On this date in 1956, Elroy Face pitched for the ninth consecutive game. He led the league in games pitched that year with 68, which would end up being his career high. During the streak, the Pirates had three days off, though he pitched a doubleheader. The strange part was that the Pirates were wrapping up a 66-88 season at the time and manager Bobby Bragan was leading them to a seventh place finish.

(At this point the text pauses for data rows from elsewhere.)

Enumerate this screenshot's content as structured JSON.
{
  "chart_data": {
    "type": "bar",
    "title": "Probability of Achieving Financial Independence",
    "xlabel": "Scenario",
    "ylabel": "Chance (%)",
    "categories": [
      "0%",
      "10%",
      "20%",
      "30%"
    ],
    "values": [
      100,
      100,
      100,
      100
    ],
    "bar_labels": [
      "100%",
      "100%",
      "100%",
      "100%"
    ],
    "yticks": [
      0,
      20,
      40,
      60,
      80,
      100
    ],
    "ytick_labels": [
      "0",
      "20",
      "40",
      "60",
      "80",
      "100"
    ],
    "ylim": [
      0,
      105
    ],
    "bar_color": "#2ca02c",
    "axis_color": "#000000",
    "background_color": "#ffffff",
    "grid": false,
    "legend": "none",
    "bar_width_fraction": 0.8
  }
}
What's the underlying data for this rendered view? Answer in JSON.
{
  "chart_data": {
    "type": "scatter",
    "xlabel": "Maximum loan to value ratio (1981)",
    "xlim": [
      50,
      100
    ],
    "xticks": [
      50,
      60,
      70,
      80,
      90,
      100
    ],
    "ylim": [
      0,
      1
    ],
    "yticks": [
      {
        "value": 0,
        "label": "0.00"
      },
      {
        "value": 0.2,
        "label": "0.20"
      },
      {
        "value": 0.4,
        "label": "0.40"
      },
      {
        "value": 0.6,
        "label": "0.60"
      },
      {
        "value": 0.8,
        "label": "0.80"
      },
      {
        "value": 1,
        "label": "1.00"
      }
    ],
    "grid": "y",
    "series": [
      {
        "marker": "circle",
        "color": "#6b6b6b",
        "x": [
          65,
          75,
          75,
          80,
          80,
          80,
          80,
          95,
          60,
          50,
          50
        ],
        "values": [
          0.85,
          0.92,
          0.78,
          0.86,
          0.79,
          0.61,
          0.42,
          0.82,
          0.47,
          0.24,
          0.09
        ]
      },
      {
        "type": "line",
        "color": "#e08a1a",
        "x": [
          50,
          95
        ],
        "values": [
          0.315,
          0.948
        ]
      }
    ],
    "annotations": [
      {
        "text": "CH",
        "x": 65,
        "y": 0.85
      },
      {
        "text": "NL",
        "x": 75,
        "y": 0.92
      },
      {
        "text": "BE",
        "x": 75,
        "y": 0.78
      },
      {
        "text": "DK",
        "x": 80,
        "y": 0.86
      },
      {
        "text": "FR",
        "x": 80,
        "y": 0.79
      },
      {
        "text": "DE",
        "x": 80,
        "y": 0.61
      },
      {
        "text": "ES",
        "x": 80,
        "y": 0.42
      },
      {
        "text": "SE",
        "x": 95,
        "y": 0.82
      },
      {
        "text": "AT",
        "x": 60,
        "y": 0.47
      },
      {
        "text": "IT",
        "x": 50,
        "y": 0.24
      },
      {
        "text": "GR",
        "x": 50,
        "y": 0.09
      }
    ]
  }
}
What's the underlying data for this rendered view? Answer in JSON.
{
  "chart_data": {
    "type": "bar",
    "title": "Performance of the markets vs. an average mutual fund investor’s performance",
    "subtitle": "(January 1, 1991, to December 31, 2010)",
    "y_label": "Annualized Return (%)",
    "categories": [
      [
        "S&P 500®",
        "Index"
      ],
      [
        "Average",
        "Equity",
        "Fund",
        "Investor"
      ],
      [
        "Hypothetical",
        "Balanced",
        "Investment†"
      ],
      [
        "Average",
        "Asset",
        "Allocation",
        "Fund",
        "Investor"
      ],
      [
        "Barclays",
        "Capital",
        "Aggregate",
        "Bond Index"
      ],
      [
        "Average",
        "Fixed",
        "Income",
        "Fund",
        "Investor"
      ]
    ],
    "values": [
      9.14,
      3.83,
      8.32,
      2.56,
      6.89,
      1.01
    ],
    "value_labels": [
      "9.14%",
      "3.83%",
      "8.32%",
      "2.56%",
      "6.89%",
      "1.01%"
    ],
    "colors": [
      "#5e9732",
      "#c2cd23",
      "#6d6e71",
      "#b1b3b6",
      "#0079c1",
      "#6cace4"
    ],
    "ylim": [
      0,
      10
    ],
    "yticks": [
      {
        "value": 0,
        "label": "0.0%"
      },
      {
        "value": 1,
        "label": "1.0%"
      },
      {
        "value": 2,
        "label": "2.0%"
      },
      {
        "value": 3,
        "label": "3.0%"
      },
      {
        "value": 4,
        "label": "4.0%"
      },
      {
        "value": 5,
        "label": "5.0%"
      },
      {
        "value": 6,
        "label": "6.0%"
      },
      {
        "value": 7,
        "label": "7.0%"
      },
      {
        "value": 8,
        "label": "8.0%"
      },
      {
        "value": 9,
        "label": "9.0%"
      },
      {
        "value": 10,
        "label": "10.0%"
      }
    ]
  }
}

Face was wrongly credited at the time with a MLB record for consecutive games pitched.

  • Eddie Vargas was my favorite ‘cult’ type player in that era!

  • There’s another interesting person that you could put into that category, but in a roundabout way (2 half seasons that would constitute one full season):

    Allie has those numbers through 117 games and 486 PAs.

    Barry Bonds played in 2 half seasons (71 games in A ball after he signed in 1995, 44 games in AAA in the spring of 1986 before being promoted to the Majors for good) for a total of 115 games and 482 PAs.

    His numbers: exactly 20 HRs and 70 BBs.

  • I believe Allie only has about 2 years of pro ball as a hitter, so we might want to give him a little more time to develop.

  • Let’s hope GOOD Locke shows up today!

  • One that did make the majors from that group of ten was Willie Stargell, which would obviously be the outcome people would love to get from Allie. One can dream can’t they?

    Well. MY first thought was a RH Adam Dunn, but I’ll take that comparison. 😜😜😜

  • Allie has to hit better the 240 if he is going to make it. I think he is close and has a chance but right now I don’t see it.

    • He’s almost like a RH Ike Davis with power? Or a RH Pedro that walks?

      • I have not seen enough of Allie, does he argue about every outside pitch with the umpire? Can he hit an outside pitch?

      • And that’s certainly not a compliment….comparing anyone to Ike Davis that is….

    • I saw Allie play twice this season – once in Altoona and once in Reading. He didn’t do much in either game at the plate, but I was impressed with how he was a much better first baseman than I thought he would be. He was much more mobile that I expected and made some nice plays around the bag.

  • I remember Eddie Furniss, ONLY because I used to joke that his older brother was Steve.

    • I remember him very well. A tall LH hitting 1st baseman who hit really well in college with some power. He might have even lead the NCAA in HRs one year. ( ? ) But that aluminum to wooden bat transition didn’t work out very well for him.